L’affermazione sionista che gli arabi fossero, nella versione sarcastica di Tamares, “un popolo incolto che aveva rubato la terra, installandovisi per soli quindici secoli, che non sono che un giorno e mezzo secondo gli standard delle antiche tribù “storiche”, ai cui occhi mille anni sono come ieri”, coincideva perfettamente con il profondo razzismo che ha portato gli inglesi e la Società delle Nazioni ad appoggiare la creazione di un “focolare nazionale” ebraico in Palestina.

Alla base del nazionalismo etnico, secondo Tamares, vi è l’idea che gli abitanti del mondo si dividano tra coloro che sono “padroni” nei propri Paesi e coloro che sono “stranieri”, a volte tollerati in vario grado, ma sempre alla mercé dei primi.

Egli identifica questa divisione delle persone tra ‘chi è dentro e chi è fuori’, promossa e perpetuata dalle potenze alla Conferenza di Parigi e dalla Società delle Nazioni, con il peccato del popolo di Sodoma, per cui la città venne distrutta da Dio (Genesi 19; vedere anche il Talmud babilonese: Sanhedrin 109b).
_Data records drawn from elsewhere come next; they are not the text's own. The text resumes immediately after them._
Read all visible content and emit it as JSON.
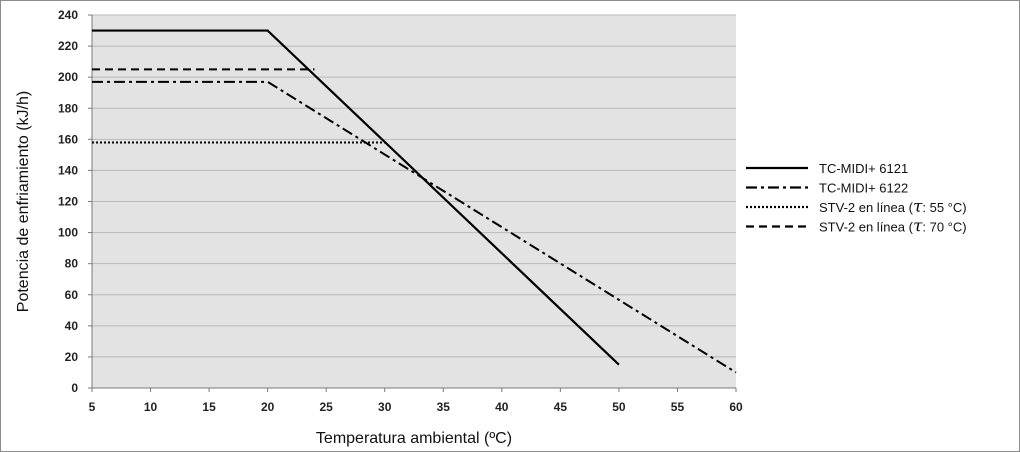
{
  "chart_data": {
    "type": "line",
    "title": "",
    "xlabel": "Temperatura ambiental (ºC)",
    "ylabel": "Potencia de enfriamiento (kJ/h)",
    "xlim": [
      5,
      60
    ],
    "ylim": [
      0,
      240
    ],
    "xticks": [
      5,
      10,
      15,
      20,
      25,
      30,
      35,
      40,
      45,
      50,
      55,
      60
    ],
    "yticks": [
      0,
      20,
      40,
      60,
      80,
      100,
      120,
      140,
      160,
      180,
      200,
      220,
      240
    ],
    "grid": true,
    "plot_background": "#e3e3e3",
    "legend_position": "right",
    "series": [
      {
        "name": "TC-MIDI+ 6121",
        "style": "solid",
        "color": "#000000",
        "x": [
          5,
          20,
          50
        ],
        "y": [
          230,
          230,
          15
        ]
      },
      {
        "name": "TC-MIDI+ 6122",
        "style": "dashdot",
        "color": "#000000",
        "x": [
          5,
          20,
          60
        ],
        "y": [
          197,
          197,
          10
        ]
      },
      {
        "name": "STV-2 en línea (τ: 55 °C)",
        "style": "dotted",
        "color": "#000000",
        "x": [
          5,
          30
        ],
        "y": [
          158,
          158
        ]
      },
      {
        "name": "STV-2 en línea (τ: 70 °C)",
        "style": "dashed",
        "color": "#000000",
        "x": [
          5,
          24
        ],
        "y": [
          205,
          205
        ]
      }
    ],
    "legend": [
      {
        "pre": "TC-MIDI+ 6121",
        "tau": "",
        "post": ""
      },
      {
        "pre": "TC-MIDI+ 6122",
        "tau": "",
        "post": ""
      },
      {
        "pre": "STV-2 en línea (",
        "tau": "τ",
        "post": ": 55 °C)"
      },
      {
        "pre": "STV-2 en línea (",
        "tau": "τ",
        "post": ": 70 °C)"
      }
    ]
  }
}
È proprio questo approccio che egli attribuisce al movimento sionista, che accusa sia di fornire aiuto e sostegno ai nazionalisti europei, responsabili della brutale persecuzione degli ebrei in Europa, che di cercare di creare un regime in Palestina in cui anche gli originari abitanti della terra sarebbero trattati come “stranieri”, costretti a dipendere da un qualunque tipo di “tolleranza” potesse essere manifestata dai loro “padroni” ebrei.

Questa giustapposizione tra antisemitismo e sionismo, attraverso la lente del nazionalismo etnico, è particolarmente interessante, non solo come una sorta di regola fondamentale (Non fare agli altri…), ma anche in quanto analisi del sionismo come reazione all’antisemitismo e soluzione della “questione ebraica”. Tamares sostiene infatti che il sionismo non solo non ha combattuto l’antisemitismo in Europa, ma lo ha attivamente incoraggiato accettandone la causa profonda e, a volte, sostenendo i suoi effettivi esponenti (come “fratelli” ideologici ed anche come strumenti per i propri fini).
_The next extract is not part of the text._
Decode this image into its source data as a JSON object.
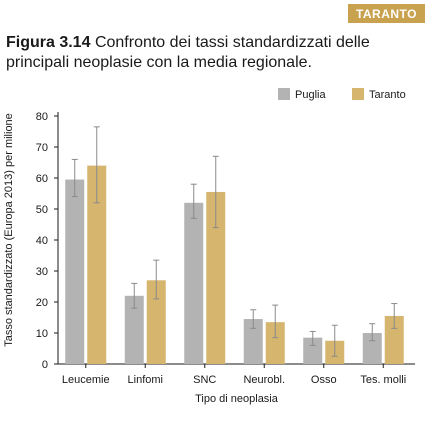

Questo potrebbe sembrare uno scritto storico e commemorativo, ma non è questa la mia intenzione. Un secolo dopo l’armistizio del 1918 e 70 anni dopo la Nakba, il nazionalismo etnico è vivo e vegeto. È per questo che i dimostranti palestinesi, a Gaza o a Gerusalemme o a Umm al-Fahm, possono essere colpiti impunemente; che i gazawi possono essere imprigionati in massa per 11 anni, senza che se ne veda la fine; che i palestinesi in Cisgiordania possono essere privati dei fondamentali diritti umani; che ai cittadini palestinesi di Israele si può negare l’eguaglianza; che i diritti dei rifugiati palestinesi possono ancora essere ignorati.

Come ai tempi di Tamares, questa ideologia non è feudo esclusivo dei sionisti, né esiste nel vuoto. E come ai tempi di Tamares, è il ‘balfourismo’ stesso che deve essere contrastato, dovunque cerchi di dividere il popolo tra “padroni” e “stranieri”.

Shmuel Sermoneta-Gertel è un insegnante, traduttore e ricercatore indipendente che vive a Roma. È membro della Rete ECO – Ebrei contro l’occupazione.